L'institution de l'esclavage by Alain Testart

Auteur:Alain Testart
La langue: fra
Format: epub
Éditeur: Editions Gallimard
Publié: 2018-05-14T16:00:00+00:00


CLASSIFICATION VERNACULAIRE

Tel est grosso modo l’essentiel de ce que je voulais dire sur les classifications que j’appelle « sociologiques ». On peut en faire de multiples, toutes légitimes, de différents points de vue. Il en va de même des classifications que les sociétés font de leurs dépendants et des formes de dépendance. Je crois que l’on peut tenir pour insuffisamment informé tout sociologue, ethnologue ou historien qui affirmerait : « La société que j’étudie classe ses dépendants ainsi. » Elle les classe peut-être ainsi d’un certain point de vue, mais les classerait autrement d’un autre point de vue, exactement comme nous classons dans notre société les travailleurs en salariés et travailleurs indépendants, en immigrés et non-immigrés, en blouses bleues ou en blouses blanches, etc., sans qu’aucune de ces oppositions se recouvre. Nous ne pouvons jamais supposer que les sociétés étudiées sont plus simples que celles dans lesquelles nous vivons.
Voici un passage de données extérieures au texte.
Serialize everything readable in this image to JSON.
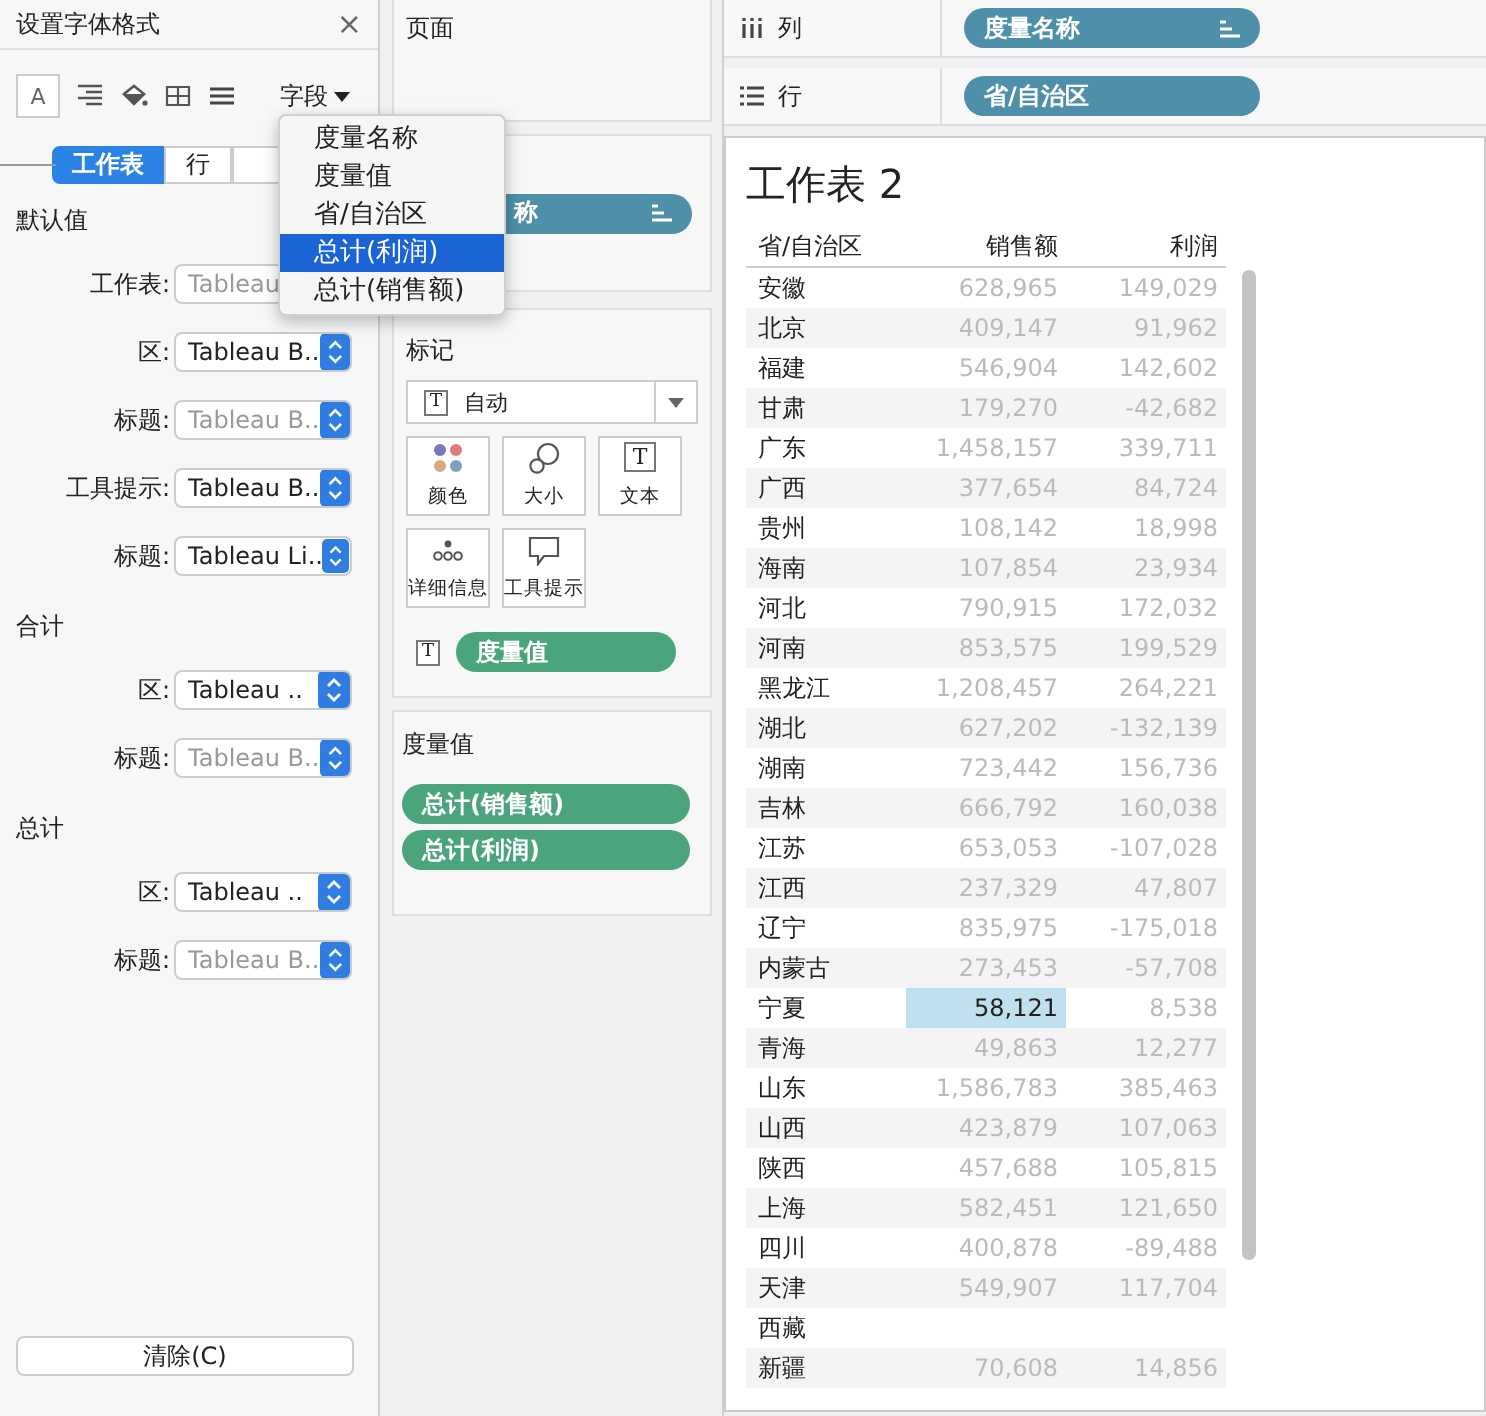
{
  "format_panel": {
    "title": "设置字体格式",
    "close": "×",
    "font_icon": "A",
    "field_button": "字段",
    "tabs": [
      {
        "label": "工作表",
        "selected": true
      },
      {
        "label": "行",
        "selected": false
      },
      {
        "selected": false
      }
    ],
    "sections": [
      {
        "title": "默认值",
        "rows": [
          {
            "label": "工作表:",
            "value": "Tableau",
            "inherited": true,
            "stepper": false
          },
          {
            "label": "区:",
            "value": "Tableau B..",
            "inherited": false,
            "stepper": true
          },
          {
            "label": "标题:",
            "value": "Tableau B..",
            "inherited": true,
            "stepper": true
          },
          {
            "label": "工具提示:",
            "value": "Tableau B..",
            "inherited": false,
            "stepper": true
          },
          {
            "label": "标题:",
            "value": "Tableau Li..",
            "inherited": false,
            "stepper": true
          }
        ]
      },
      {
        "title": "合计",
        "rows": [
          {
            "label": "区:",
            "value": "Tableau ..",
            "inherited": false,
            "stepper": true
          },
          {
            "label": "标题:",
            "value": "Tableau B..",
            "inherited": true,
            "stepper": true
          }
        ]
      },
      {
        "title": "总计",
        "rows": [
          {
            "label": "区:",
            "value": "Tableau ..",
            "inherited": false,
            "stepper": true
          },
          {
            "label": "标题:",
            "value": "Tableau B..",
            "inherited": true,
            "stepper": true
          }
        ]
      }
    ],
    "clear_button": "清除(C)"
  },
  "field_menu": {
    "items": [
      {
        "label": "度量名称",
        "selected": false
      },
      {
        "label": "度量值",
        "selected": false
      },
      {
        "label": "省/自治区",
        "selected": false
      },
      {
        "label": "总计(利润)",
        "selected": true
      },
      {
        "label": "总计(销售额)",
        "selected": false
      }
    ]
  },
  "pages_shelf": {
    "title": "页面"
  },
  "filters_shelf": {
    "pill": "称"
  },
  "marks": {
    "title": "标记",
    "type_icon": "T",
    "type": "自动",
    "buttons": [
      {
        "kind": "color",
        "label": "颜色"
      },
      {
        "kind": "size",
        "label": "大小"
      },
      {
        "kind": "text",
        "label": "文本",
        "icon": "T"
      },
      {
        "kind": "detail",
        "label": "详细信息"
      },
      {
        "kind": "tooltip",
        "label": "工具提示"
      }
    ],
    "pills": [
      {
        "icon": "T",
        "label": "度量值"
      }
    ]
  },
  "measure_values": {
    "title": "度量值",
    "pills": [
      "总计(销售额)",
      "总计(利润)"
    ]
  },
  "columns_shelf": {
    "label": "列",
    "pill": "度量名称"
  },
  "rows_shelf": {
    "label": "行",
    "pill": "省/自治区"
  },
  "sheet": {
    "title": "工作表 2",
    "columns": [
      "省/自治区",
      "销售额",
      "利润"
    ],
    "rows": [
      {
        "region": "安徽",
        "sales": "628,965",
        "profit": "149,029",
        "selected": false
      },
      {
        "region": "北京",
        "sales": "409,147",
        "profit": "91,962",
        "selected": false
      },
      {
        "region": "福建",
        "sales": "546,904",
        "profit": "142,602",
        "selected": false
      },
      {
        "region": "甘肃",
        "sales": "179,270",
        "profit": "-42,682",
        "selected": false
      },
      {
        "region": "广东",
        "sales": "1,458,157",
        "profit": "339,711",
        "selected": false
      },
      {
        "region": "广西",
        "sales": "377,654",
        "profit": "84,724",
        "selected": false
      },
      {
        "region": "贵州",
        "sales": "108,142",
        "profit": "18,998",
        "selected": false
      },
      {
        "region": "海南",
        "sales": "107,854",
        "profit": "23,934",
        "selected": false
      },
      {
        "region": "河北",
        "sales": "790,915",
        "profit": "172,032",
        "selected": false
      },
      {
        "region": "河南",
        "sales": "853,575",
        "profit": "199,529",
        "selected": false
      },
      {
        "region": "黑龙江",
        "sales": "1,208,457",
        "profit": "264,221",
        "selected": false
      },
      {
        "region": "湖北",
        "sales": "627,202",
        "profit": "-132,139",
        "selected": false
      },
      {
        "region": "湖南",
        "sales": "723,442",
        "profit": "156,736",
        "selected": false
      },
      {
        "region": "吉林",
        "sales": "666,792",
        "profit": "160,038",
        "selected": false
      },
      {
        "region": "江苏",
        "sales": "653,053",
        "profit": "-107,028",
        "selected": false
      },
      {
        "region": "江西",
        "sales": "237,329",
        "profit": "47,807",
        "selected": false
      },
      {
        "region": "辽宁",
        "sales": "835,975",
        "profit": "-175,018",
        "selected": false
      },
      {
        "region": "内蒙古",
        "sales": "273,453",
        "profit": "-57,708",
        "selected": false
      },
      {
        "region": "宁夏",
        "sales": "58,121",
        "profit": "8,538",
        "selected": true
      },
      {
        "region": "青海",
        "sales": "49,863",
        "profit": "12,277",
        "selected": false
      },
      {
        "region": "山东",
        "sales": "1,586,783",
        "profit": "385,463",
        "selected": false
      },
      {
        "region": "山西",
        "sales": "423,879",
        "profit": "107,063",
        "selected": false
      },
      {
        "region": "陕西",
        "sales": "457,688",
        "profit": "105,815",
        "selected": false
      },
      {
        "region": "上海",
        "sales": "582,451",
        "profit": "121,650",
        "selected": false
      },
      {
        "region": "四川",
        "sales": "400,878",
        "profit": "-89,488",
        "selected": false
      },
      {
        "region": "天津",
        "sales": "549,907",
        "profit": "117,704",
        "selected": false
      },
      {
        "region": "西藏",
        "selected": false
      },
      {
        "region": "新疆",
        "sales": "70,608",
        "profit": "14,856",
        "selected": false
      }
    ]
  }
}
Parmi toutes ces classifications « indigènes », une est généralement mieux étudiée : celle qui est inscrite dans la langue. Elle est toujours significative, sinon fondamentale puisqu’elle livre un point de vue de la société sur elle-même, traduit des catégories qui ne sont pas les nôtres et oblige à chercher ses structures, ses modes de pensée ou ses principes propres, puisque enfin l’on ne peut faire autrement que de les prendre comme point de départ méthodologique de l’étude. Deux remarques sur ces classifications « linguistiques » :

1. Il n’y a aucune raison a priori pour qu’elles correspondent à nos classifications sociologiques.
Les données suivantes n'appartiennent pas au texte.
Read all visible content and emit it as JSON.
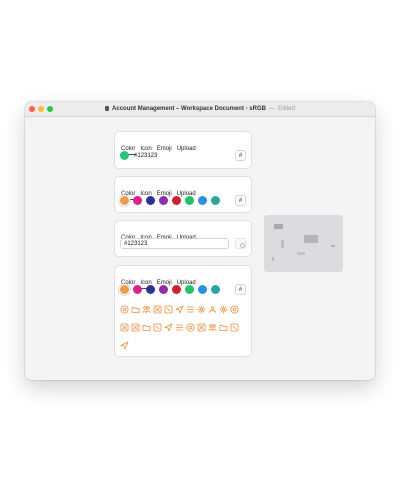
{
  "window": {
    "title": "Account Management – Workspace Document - sRGB",
    "separator": "—",
    "status": "Edited",
    "doc_icon": "document-icon"
  },
  "tabs": [
    "Color",
    "Icon",
    "Emoji",
    "Upload"
  ],
  "card1": {
    "active_tab": "Color",
    "selected_color": "#24c77a",
    "selected_value": "#123123",
    "hash_label": "#"
  },
  "palette": [
    "#f09a4a",
    "#e0218a",
    "#2a3591",
    "#8e2bb0",
    "#d21f2a",
    "#20c26a",
    "#2a90e6",
    "#2aa7a0"
  ],
  "card2": {
    "active_tab": "Color",
    "hash_label": "#"
  },
  "card3": {
    "active_tab": "Color",
    "input_value": "#123123"
  },
  "card4": {
    "active_tab": "Icon",
    "hash_label": "#",
    "icon_color": "#f08c3a",
    "icons": [
      "at-sign-icon",
      "folder-icon",
      "users-icon",
      "grid-icon",
      "edit-icon",
      "send-icon",
      "list-icon",
      "sun-icon",
      "user-group-icon",
      "sun-icon",
      "at-sign-icon",
      "grid-icon",
      "grid-icon",
      "folder-icon",
      "edit-icon",
      "send-icon",
      "list-icon",
      "at-sign-icon",
      "grid-icon",
      "users-icon",
      "folder-icon",
      "edit-icon",
      "send-icon"
    ]
  },
  "thumbnail": {
    "label": "preview-thumbnail"
  }
}
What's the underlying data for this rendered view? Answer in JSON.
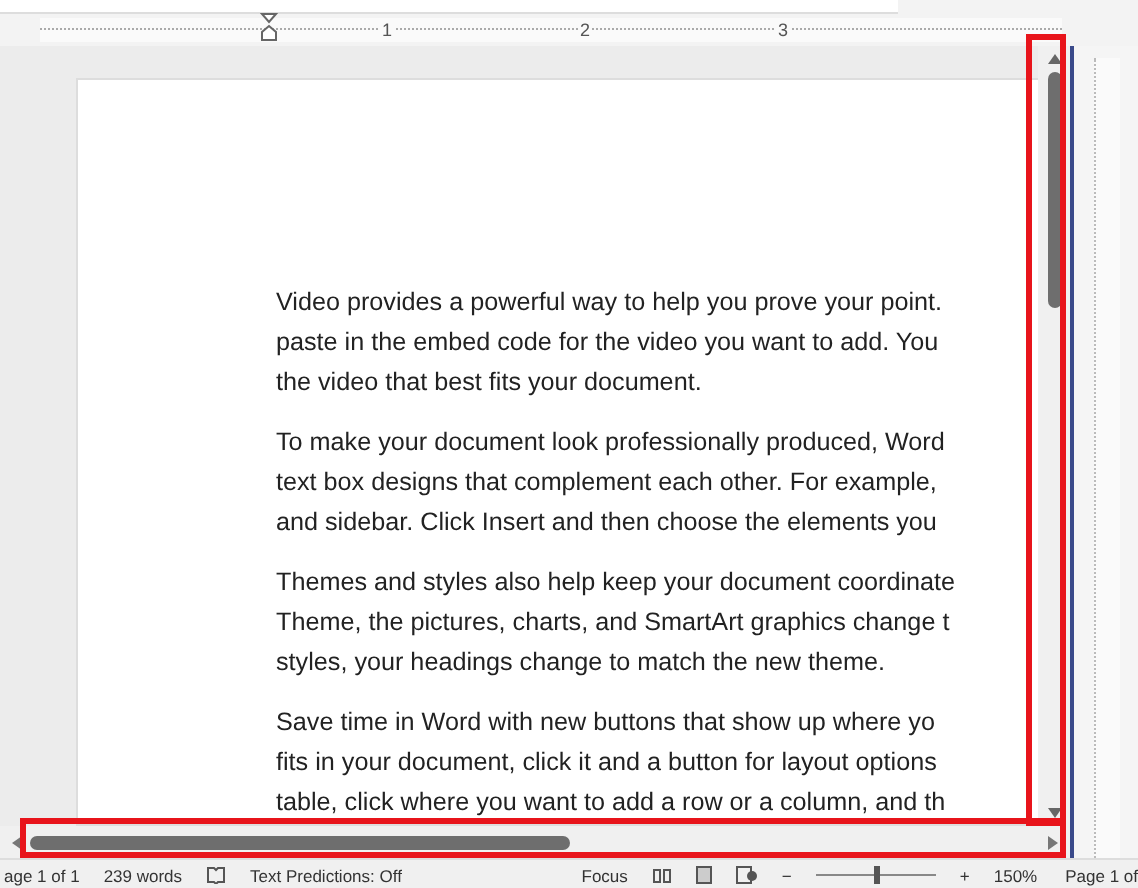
{
  "ruler": {
    "labels": [
      "1",
      "2",
      "3"
    ]
  },
  "document": {
    "paragraphs": [
      {
        "lines": [
          "Video provides a powerful way to help you prove your point.",
          "paste in the embed code for the video you want to add. You",
          "the video that best fits your document."
        ]
      },
      {
        "lines": [
          "To make your document look professionally produced, Word",
          "text box designs that complement each other. For example,",
          "and sidebar. Click Insert and then choose the elements you"
        ]
      },
      {
        "lines": [
          "Themes and styles also help keep your document coordinate",
          "Theme, the pictures, charts, and SmartArt graphics change t",
          "styles, your headings change to match the new theme."
        ]
      },
      {
        "lines": [
          "Save time in Word with new buttons that show up where yo",
          "fits in your document, click it and a button for layout options",
          "table, click where you want to add a row or a column, and th"
        ]
      }
    ]
  },
  "status_bar": {
    "page": "age 1 of 1",
    "words": "239 words",
    "predictions": "Text Predictions: Off",
    "focus": "Focus",
    "zoom": {
      "minus": "−",
      "plus": "+",
      "level": 0.5,
      "reading": "150%"
    }
  },
  "side_window": {
    "status": "Page 1 of"
  }
}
2. Il n’y en a guère plus pour qu’une de ses catégories (un de ses termes vernaculaires) corresponde à ce que nous définissons comme « esclave ».

Pour illustrer mon propos, je prendrai trois exemples.

Le premier est celui des Ashanti, puissant royaume de l’Ouest africain, que nous connaissons bien maintenant pour l’avoir examiné en partie au chapitre II. La question de l’esclavage est bien documentée par Robert S. Rattray, qui bénéficie de travaux antérieurs39. Le vocabulaire de la dépendance, tel qu’il le restitue, distingue :

— L’akoa, terme qui s’applique autant au neveu utérin vis-à-vis de l’oncle maternel, à la sœur, à la femme et aux enfants de ce neveu vis-à-vis du même oncle, qu’au sujet vis-à-vis d’un chef local, à ce chef vis-à-vis d’un plus grand, à ce dernier vis-à-vis du roi de l’Ashanti, au roi vis-à-vis du dieu suprême. Le terme correspond donc à une notion très générale de dépendance, qu’elle soit parentale ou politique. Il serait absurde de traduire ce mot par « esclave », comme le remarque Rattray, qui ajoute qu’il ne désigne rien d’autre que « cette condition essentielle et volontaire de servitude de chacun vis-à-vis d’un autre »40.

— L’awowa, le gagé.

— L’odonko, l’esclave d’origine étrangère, acheté.

— Le domum, l’esclave d’origine étrangère, capturé à la guerre, ou livré au titre du tribut par des puissances étrangères vaincues.

— L’akoa pa ou akoa tororo (ou trororo), esclave d’origine Ashanti, ancien homme libre réduit à cet état pour faute ou vendu en esclavage par l’oncle : il est exclu de son lignage, lequel n’est plus responsable de lui, ne peut même pas récupérer son corps à son décès.